Знаешь, что мне не нравится? Сейчас в обществе и в театральном сообществе — раскол: да, театр — дело индивидуальное и ревнивое (должен быть момент соревновательности), но сейчас это обострено невероятно. Вот кинорежиссер Юрий Быков снял фильм, но почему-то публично стал извиняться за свою работу. А почему он должен извиняться? Кто-то тебе не пожал руку — вы в своем уме?! Или были выборы президента — ты за кого?! А я ненавижу выбирать между друзьями — дружу с одним и с другим, но у них, оказывается, разные позиции: художественные, политические… Почему я должен выбирать? Театр — это как один большой стол, где все могут поместиться. Зачем локти, поза?..

— Но, может, это вообще свойство людей театра — присваивать себе право быть истиной в последней инстанции и объявлять себя самым прогрессивным, самым современным?

— Это утопия. Я не думаю, что Петр Наумович Фоменко так думал или Олег Львович Кудряшов мыслил такими категориями. Люди, которые так рассуждают, мне не интересны, причем сразу. Если ты пуп земли, то и оставайся им — зачем тебе другие люди? Зачем тебе нужны артисты, художники, композиторы, если ты — самый-самый? Это не мой путь. Мера, баланс — в этом моя позиция. Если не будет баланса, не будет музыки.

— Так вот, о музыке: какая будет на юбилее и вообще чего ждать?

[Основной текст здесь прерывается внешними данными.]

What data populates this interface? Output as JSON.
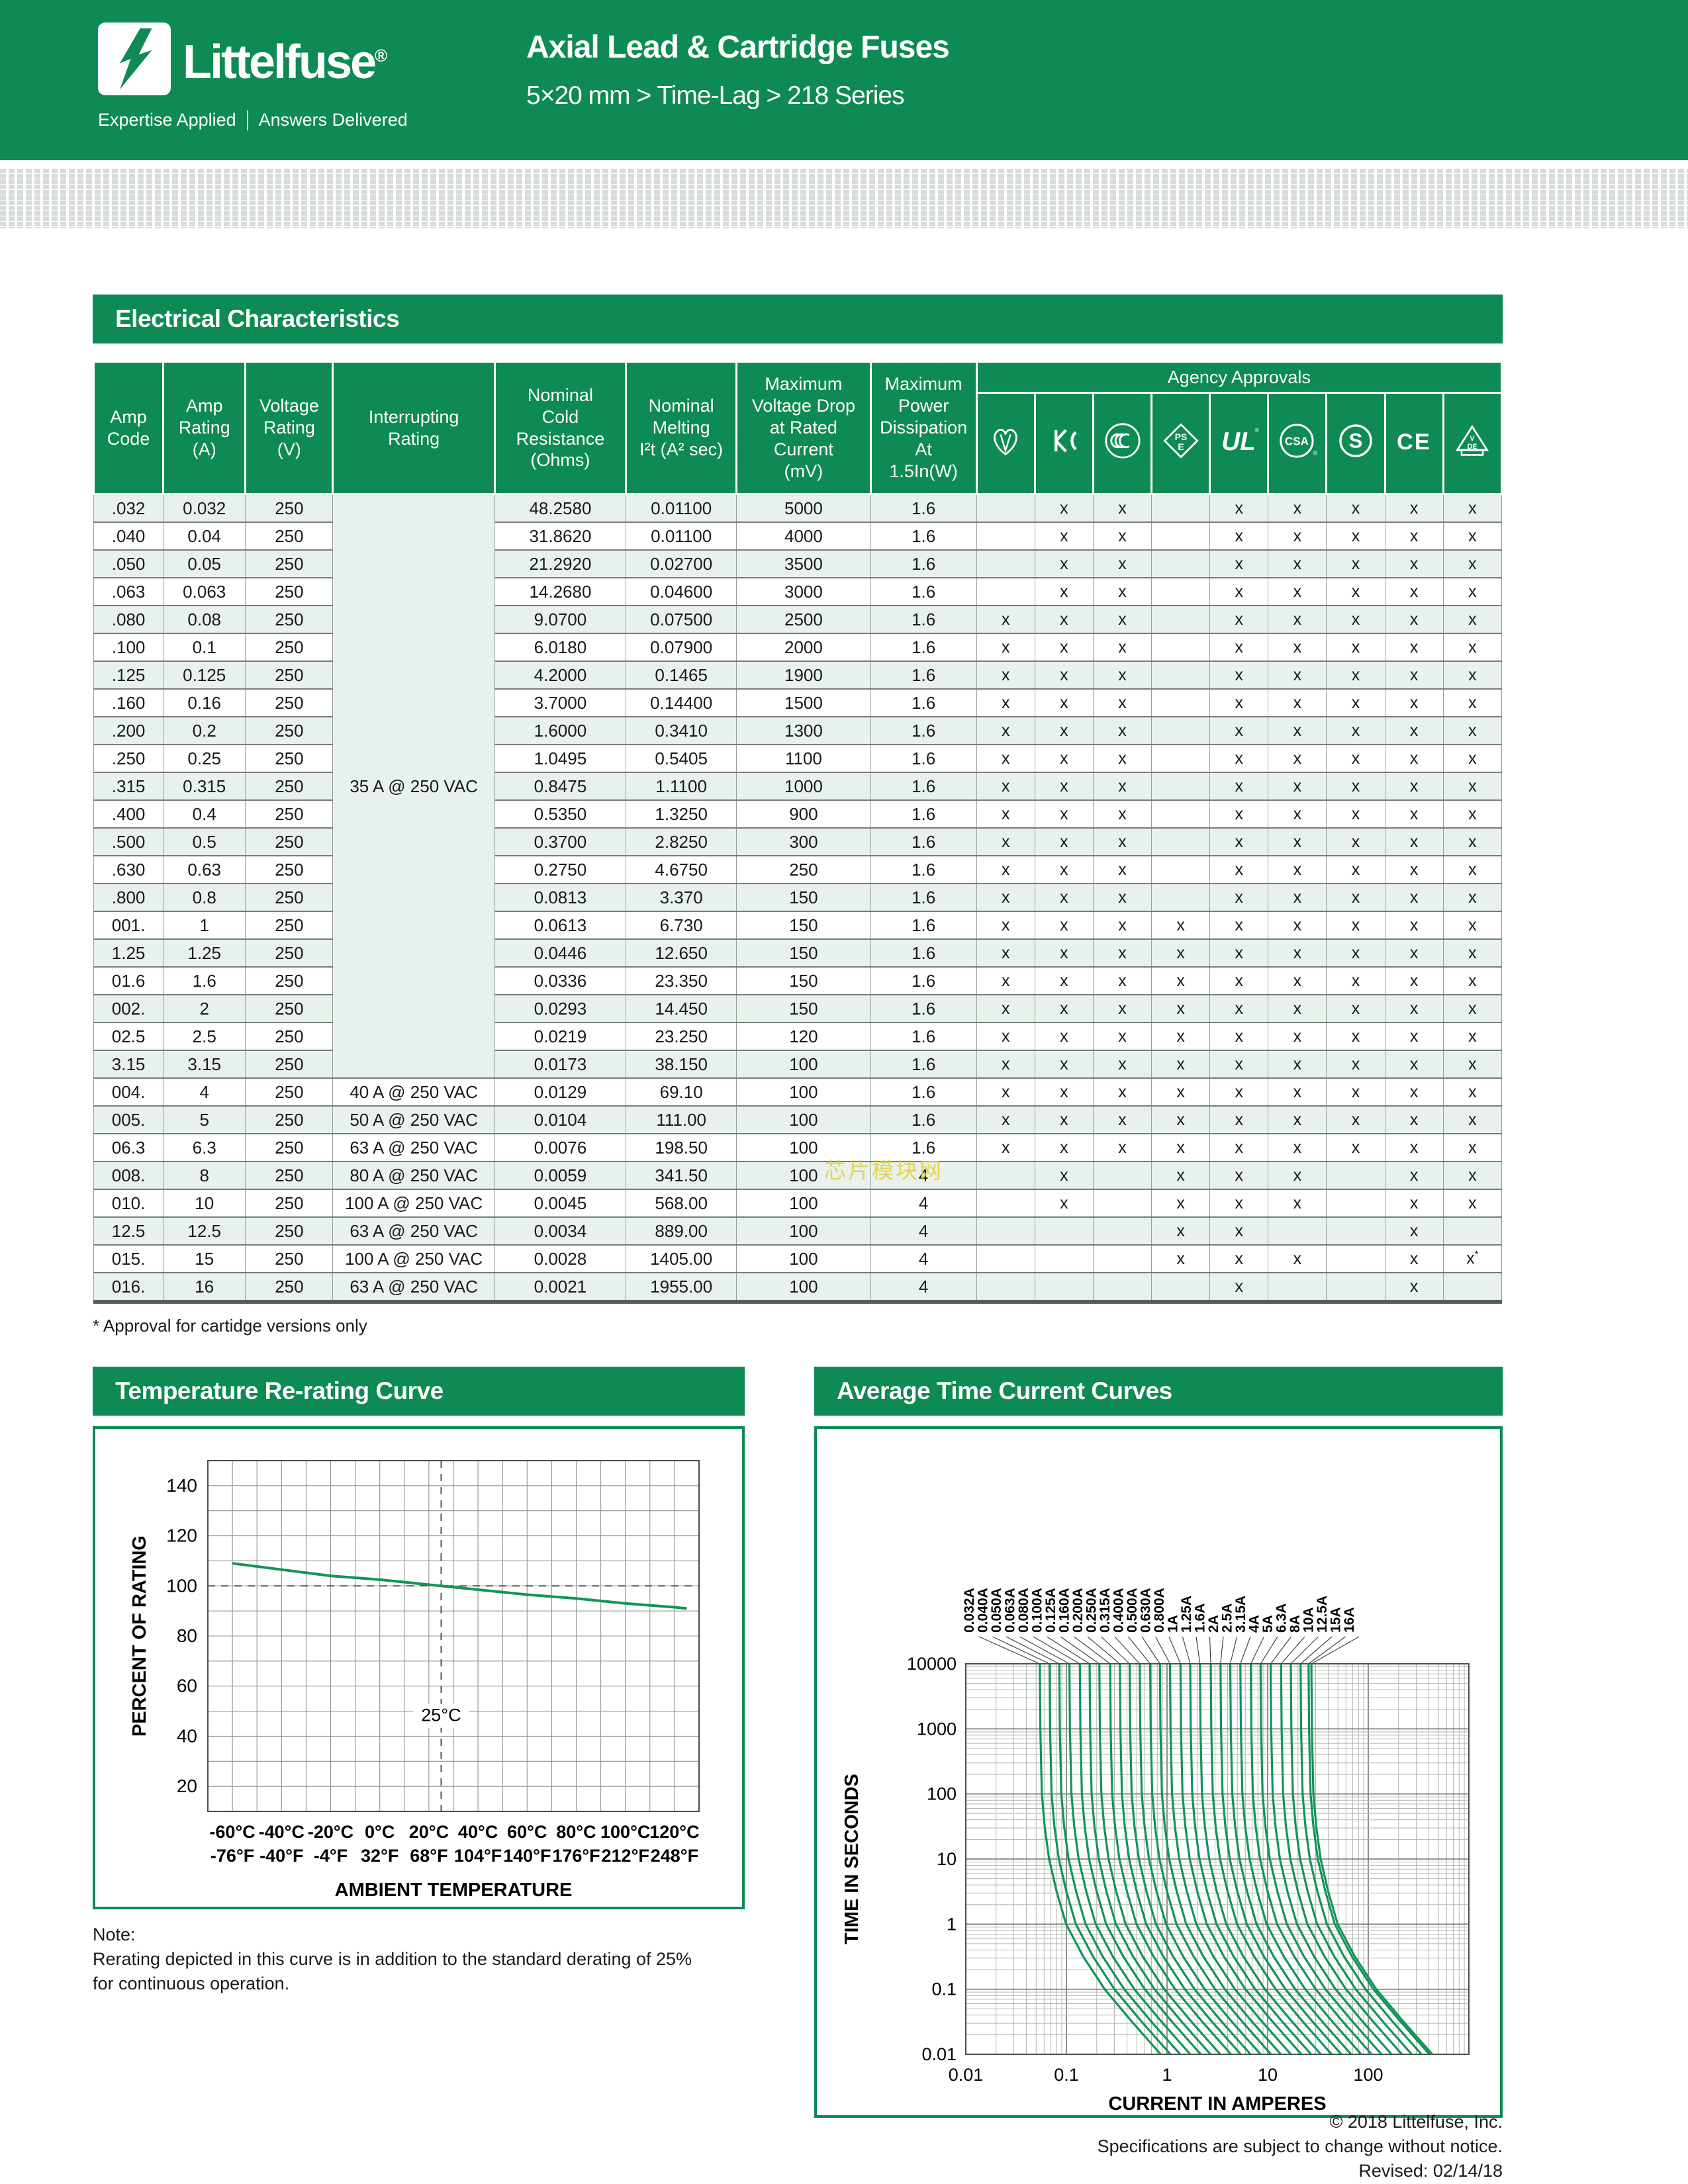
{
  "page": {
    "colors": {
      "brand_green": "#0E8A54",
      "row_tint_green": "#e8f1eb",
      "curve_green": "#129457",
      "halftone_gray": "#d8dcd9",
      "watermark_yellow": "#e3cf3f"
    },
    "header": {
      "logo_text": "Littelfuse",
      "logo_reg": "®",
      "tagline_left": "Expertise Applied",
      "tagline_right": "Answers Delivered",
      "title": "Axial Lead & Cartridge Fuses",
      "subtitle": "5×20 mm > Time-Lag > 218 Series"
    },
    "watermark": "芯片模块网",
    "electrical": {
      "section_title": "Electrical Characteristics",
      "columns": [
        "Amp\nCode",
        "Amp\nRating\n(A)",
        "Voltage\nRating\n(V)",
        "Interrupting\nRating",
        "Nominal\nCold\nResistance\n(Ohms)",
        "Nominal\nMelting\nI²t (A² sec)",
        "Maximum\nVoltage Drop\nat Rated\nCurrent\n(mV)",
        "Maximum\nPower\nDissipation\nAt\n1.5In(W)"
      ],
      "agency_header": "Agency Approvals",
      "agency_icons": [
        "demko-icon",
        "kc-icon",
        "ccc-icon",
        "pse-icon",
        "ul-icon",
        "csa-icon",
        "semko-icon",
        "ce-icon",
        "vde-icon"
      ],
      "interrupting_merged_label": "35 A @ 250 VAC",
      "interrupting_merged_span": 21,
      "rows": [
        {
          "code": ".032",
          "amp": "0.032",
          "volt": "250",
          "int": "35 A @ 250 VAC",
          "res": "48.2580",
          "i2t": "0.01100",
          "vdrop": "5000",
          "pwr": "1.6",
          "app": [
            "",
            "x",
            "x",
            "",
            "x",
            "x",
            "x",
            "x",
            "x"
          ]
        },
        {
          "code": ".040",
          "amp": "0.04",
          "volt": "250",
          "int": null,
          "res": "31.8620",
          "i2t": "0.01100",
          "vdrop": "4000",
          "pwr": "1.6",
          "app": [
            "",
            "x",
            "x",
            "",
            "x",
            "x",
            "x",
            "x",
            "x"
          ]
        },
        {
          "code": ".050",
          "amp": "0.05",
          "volt": "250",
          "int": null,
          "res": "21.2920",
          "i2t": "0.02700",
          "vdrop": "3500",
          "pwr": "1.6",
          "app": [
            "",
            "x",
            "x",
            "",
            "x",
            "x",
            "x",
            "x",
            "x"
          ]
        },
        {
          "code": ".063",
          "amp": "0.063",
          "volt": "250",
          "int": null,
          "res": "14.2680",
          "i2t": "0.04600",
          "vdrop": "3000",
          "pwr": "1.6",
          "app": [
            "",
            "x",
            "x",
            "",
            "x",
            "x",
            "x",
            "x",
            "x"
          ]
        },
        {
          "code": ".080",
          "amp": "0.08",
          "volt": "250",
          "int": null,
          "res": "9.0700",
          "i2t": "0.07500",
          "vdrop": "2500",
          "pwr": "1.6",
          "app": [
            "x",
            "x",
            "x",
            "",
            "x",
            "x",
            "x",
            "x",
            "x"
          ]
        },
        {
          "code": ".100",
          "amp": "0.1",
          "volt": "250",
          "int": null,
          "res": "6.0180",
          "i2t": "0.07900",
          "vdrop": "2000",
          "pwr": "1.6",
          "app": [
            "x",
            "x",
            "x",
            "",
            "x",
            "x",
            "x",
            "x",
            "x"
          ]
        },
        {
          "code": ".125",
          "amp": "0.125",
          "volt": "250",
          "int": null,
          "res": "4.2000",
          "i2t": "0.1465",
          "vdrop": "1900",
          "pwr": "1.6",
          "app": [
            "x",
            "x",
            "x",
            "",
            "x",
            "x",
            "x",
            "x",
            "x"
          ]
        },
        {
          "code": ".160",
          "amp": "0.16",
          "volt": "250",
          "int": null,
          "res": "3.7000",
          "i2t": "0.14400",
          "vdrop": "1500",
          "pwr": "1.6",
          "app": [
            "x",
            "x",
            "x",
            "",
            "x",
            "x",
            "x",
            "x",
            "x"
          ]
        },
        {
          "code": ".200",
          "amp": "0.2",
          "volt": "250",
          "int": null,
          "res": "1.6000",
          "i2t": "0.3410",
          "vdrop": "1300",
          "pwr": "1.6",
          "app": [
            "x",
            "x",
            "x",
            "",
            "x",
            "x",
            "x",
            "x",
            "x"
          ]
        },
        {
          "code": ".250",
          "amp": "0.25",
          "volt": "250",
          "int": null,
          "res": "1.0495",
          "i2t": "0.5405",
          "vdrop": "1100",
          "pwr": "1.6",
          "app": [
            "x",
            "x",
            "x",
            "",
            "x",
            "x",
            "x",
            "x",
            "x"
          ]
        },
        {
          "code": ".315",
          "amp": "0.315",
          "volt": "250",
          "int": null,
          "res": "0.8475",
          "i2t": "1.1100",
          "vdrop": "1000",
          "pwr": "1.6",
          "app": [
            "x",
            "x",
            "x",
            "",
            "x",
            "x",
            "x",
            "x",
            "x"
          ]
        },
        {
          "code": ".400",
          "amp": "0.4",
          "volt": "250",
          "int": null,
          "res": "0.5350",
          "i2t": "1.3250",
          "vdrop": "900",
          "pwr": "1.6",
          "app": [
            "x",
            "x",
            "x",
            "",
            "x",
            "x",
            "x",
            "x",
            "x"
          ]
        },
        {
          "code": ".500",
          "amp": "0.5",
          "volt": "250",
          "int": null,
          "res": "0.3700",
          "i2t": "2.8250",
          "vdrop": "300",
          "pwr": "1.6",
          "app": [
            "x",
            "x",
            "x",
            "",
            "x",
            "x",
            "x",
            "x",
            "x"
          ]
        },
        {
          "code": ".630",
          "amp": "0.63",
          "volt": "250",
          "int": null,
          "res": "0.2750",
          "i2t": "4.6750",
          "vdrop": "250",
          "pwr": "1.6",
          "app": [
            "x",
            "x",
            "x",
            "",
            "x",
            "x",
            "x",
            "x",
            "x"
          ]
        },
        {
          "code": ".800",
          "amp": "0.8",
          "volt": "250",
          "int": null,
          "res": "0.0813",
          "i2t": "3.370",
          "vdrop": "150",
          "pwr": "1.6",
          "app": [
            "x",
            "x",
            "x",
            "",
            "x",
            "x",
            "x",
            "x",
            "x"
          ]
        },
        {
          "code": "001.",
          "amp": "1",
          "volt": "250",
          "int": null,
          "res": "0.0613",
          "i2t": "6.730",
          "vdrop": "150",
          "pwr": "1.6",
          "app": [
            "x",
            "x",
            "x",
            "x",
            "x",
            "x",
            "x",
            "x",
            "x"
          ]
        },
        {
          "code": "1.25",
          "amp": "1.25",
          "volt": "250",
          "int": null,
          "res": "0.0446",
          "i2t": "12.650",
          "vdrop": "150",
          "pwr": "1.6",
          "app": [
            "x",
            "x",
            "x",
            "x",
            "x",
            "x",
            "x",
            "x",
            "x"
          ]
        },
        {
          "code": "01.6",
          "amp": "1.6",
          "volt": "250",
          "int": null,
          "res": "0.0336",
          "i2t": "23.350",
          "vdrop": "150",
          "pwr": "1.6",
          "app": [
            "x",
            "x",
            "x",
            "x",
            "x",
            "x",
            "x",
            "x",
            "x"
          ]
        },
        {
          "code": "002.",
          "amp": "2",
          "volt": "250",
          "int": null,
          "res": "0.0293",
          "i2t": "14.450",
          "vdrop": "150",
          "pwr": "1.6",
          "app": [
            "x",
            "x",
            "x",
            "x",
            "x",
            "x",
            "x",
            "x",
            "x"
          ]
        },
        {
          "code": "02.5",
          "amp": "2.5",
          "volt": "250",
          "int": null,
          "res": "0.0219",
          "i2t": "23.250",
          "vdrop": "120",
          "pwr": "1.6",
          "app": [
            "x",
            "x",
            "x",
            "x",
            "x",
            "x",
            "x",
            "x",
            "x"
          ]
        },
        {
          "code": "3.15",
          "amp": "3.15",
          "volt": "250",
          "int": null,
          "res": "0.0173",
          "i2t": "38.150",
          "vdrop": "100",
          "pwr": "1.6",
          "app": [
            "x",
            "x",
            "x",
            "x",
            "x",
            "x",
            "x",
            "x",
            "x"
          ]
        },
        {
          "code": "004.",
          "amp": "4",
          "volt": "250",
          "int": "40 A @ 250 VAC",
          "res": "0.0129",
          "i2t": "69.10",
          "vdrop": "100",
          "pwr": "1.6",
          "app": [
            "x",
            "x",
            "x",
            "x",
            "x",
            "x",
            "x",
            "x",
            "x"
          ]
        },
        {
          "code": "005.",
          "amp": "5",
          "volt": "250",
          "int": "50 A @ 250 VAC",
          "res": "0.0104",
          "i2t": "111.00",
          "vdrop": "100",
          "pwr": "1.6",
          "app": [
            "x",
            "x",
            "x",
            "x",
            "x",
            "x",
            "x",
            "x",
            "x"
          ]
        },
        {
          "code": "06.3",
          "amp": "6.3",
          "volt": "250",
          "int": "63 A @ 250 VAC",
          "res": "0.0076",
          "i2t": "198.50",
          "vdrop": "100",
          "pwr": "1.6",
          "app": [
            "x",
            "x",
            "x",
            "x",
            "x",
            "x",
            "x",
            "x",
            "x"
          ]
        },
        {
          "code": "008.",
          "amp": "8",
          "volt": "250",
          "int": "80 A @ 250 VAC",
          "res": "0.0059",
          "i2t": "341.50",
          "vdrop": "100",
          "pwr": "4",
          "app": [
            "",
            "x",
            "",
            "x",
            "x",
            "x",
            "",
            "x",
            "x"
          ]
        },
        {
          "code": "010.",
          "amp": "10",
          "volt": "250",
          "int": "100 A @ 250 VAC",
          "res": "0.0045",
          "i2t": "568.00",
          "vdrop": "100",
          "pwr": "4",
          "app": [
            "",
            "x",
            "",
            "x",
            "x",
            "x",
            "",
            "x",
            "x"
          ]
        },
        {
          "code": "12.5",
          "amp": "12.5",
          "volt": "250",
          "int": "63 A @ 250 VAC",
          "res": "0.0034",
          "i2t": "889.00",
          "vdrop": "100",
          "pwr": "4",
          "app": [
            "",
            "",
            "",
            "x",
            "x",
            "",
            "",
            "x",
            ""
          ]
        },
        {
          "code": "015.",
          "amp": "15",
          "volt": "250",
          "int": "100 A @ 250 VAC",
          "res": "0.0028",
          "i2t": "1405.00",
          "vdrop": "100",
          "pwr": "4",
          "app": [
            "",
            "",
            "",
            "x",
            "x",
            "x",
            "",
            "x",
            "x*"
          ]
        },
        {
          "code": "016.",
          "amp": "16",
          "volt": "250",
          "int": "63 A @ 250 VAC",
          "res": "0.0021",
          "i2t": "1955.00",
          "vdrop": "100",
          "pwr": "4",
          "app": [
            "",
            "",
            "",
            "",
            "x",
            "",
            "",
            "x",
            ""
          ]
        }
      ],
      "footnote": "* Approval for cartidge versions only"
    },
    "temp_section_title": "Temperature Re-rating Curve",
    "tcc_section_title": "Average Time Current Curves",
    "note": [
      "Note:",
      "Rerating depicted in this curve is in addition to the standard derating of 25%",
      "for continuous operation."
    ],
    "footer": [
      "© 2018 Littelfuse, Inc.",
      "Specifications are subject to change without notice.",
      "Revised: 02/14/18"
    ]
  },
  "chart_data": [
    {
      "type": "line",
      "title": "Temperature Re-rating Curve",
      "xlabel": "AMBIENT TEMPERATURE",
      "ylabel": "PERCENT OF RATING",
      "xlim": [
        -70,
        130
      ],
      "ylim": [
        10,
        150
      ],
      "grid": "on, minor every 10 units both axes",
      "x_tick_values": [
        -60,
        -40,
        -20,
        0,
        20,
        40,
        60,
        80,
        100,
        120
      ],
      "x_tick_labels_c": [
        "-60°C",
        "-40°C",
        "-20°C",
        "0°C",
        "20°C",
        "40°C",
        "60°C",
        "80°C",
        "100°C",
        "120°C"
      ],
      "x_tick_labels_f": [
        "-76°F",
        "-40°F",
        "-4°F",
        "32°F",
        "68°F",
        "104°F",
        "140°F",
        "176°F",
        "212°F",
        "248°F"
      ],
      "y_tick_values": [
        20,
        40,
        60,
        80,
        100,
        120,
        140
      ],
      "reference_lines": {
        "horizontal_at": 100,
        "vertical_at": 25,
        "vertical_label": "25°C"
      },
      "series": [
        {
          "name": "rerating-curve",
          "x": [
            -60,
            -40,
            -20,
            0,
            25,
            40,
            60,
            80,
            100,
            120,
            125
          ],
          "y": [
            109,
            106.5,
            104,
            102.5,
            100,
            98.5,
            96.5,
            95,
            93,
            91.5,
            91
          ]
        }
      ]
    },
    {
      "type": "line",
      "title": "Average Time Current Curves",
      "xlabel": "CURRENT IN AMPERES",
      "ylabel": "TIME IN SECONDS",
      "x_scale": "log",
      "y_scale": "log",
      "xlim": [
        0.01,
        1000
      ],
      "ylim": [
        0.01,
        10000
      ],
      "x_tick_labels": [
        "0.01",
        "0.1",
        "1",
        "10",
        "100"
      ],
      "y_tick_labels": [
        "10000",
        "1000",
        "100",
        "10",
        "1",
        "0.1",
        "0.01"
      ],
      "curve_labels": [
        "0.032A",
        "0.040A",
        "0.050A",
        "0.063A",
        "0.080A",
        "0.100A",
        "0.125A",
        "0.160A",
        "0.200A",
        "0.250A",
        "0.315A",
        "0.400A",
        "0.500A",
        "0.630A",
        "0.800A",
        "1A",
        "1.25A",
        "1.6A",
        "2A",
        "2.5A",
        "3.15A",
        "4A",
        "5A",
        "6.3A",
        "8A",
        "10A",
        "12.5A",
        "15A",
        "16A"
      ],
      "ratings_amps": [
        0.032,
        0.04,
        0.05,
        0.063,
        0.08,
        0.1,
        0.125,
        0.16,
        0.2,
        0.25,
        0.315,
        0.4,
        0.5,
        0.63,
        0.8,
        1,
        1.25,
        1.6,
        2,
        2.5,
        3.15,
        4,
        5,
        6.3,
        8,
        10,
        12.5,
        15,
        16
      ],
      "current_multiplier_profile": {
        "log10_time": [
          4,
          3,
          2,
          1.5,
          1,
          0.5,
          0,
          -0.5,
          -1,
          -1.5,
          -2
        ],
        "multiplier_of_rating": [
          1.7,
          1.72,
          1.78,
          1.9,
          2.1,
          2.5,
          3.1,
          4.6,
          7.5,
          14,
          27
        ]
      }
    }
  ]
}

— Я очень хотел бы, чтобы все музыканты, которые разъехались, собрались у нас на Соколе. Когда я начал репетировать, даже не думал, из чего будет состоять этот вечер, — я понял, про что он будет: надо успеть при жизни всем сказать спасибо — тем, кто это создавал. Да, по ряду причин мы сейчас вместе не работаем, но нужно вспомнить и сказать: «Саша Гусев — ты это делал. Сережа Родюков, Володя Нелинов, Володя Кудрявцев, Оля Дёмина — всем благодарен». И так — всем. Все может быть: вот Миша Угаров внезапно ушел, это как предупреждение нам. Я в театре DOC ребятам сказал: «Торопитесь, милые! Не суетитесь, а торопитесь. Мало времени». Это только кажется, что его до фига, что живем и будем жить вечно…

Ведь я помню, чему меня научили старики, — жить и каждый день прощаться со всеми: «Прости». А вдруг, если мы больше не увидимся, — ведь пожалеем, что не успели. У нас сколько искушений и обид, гордынь… Вот театр как раз и учит, как убирать свою гордыню.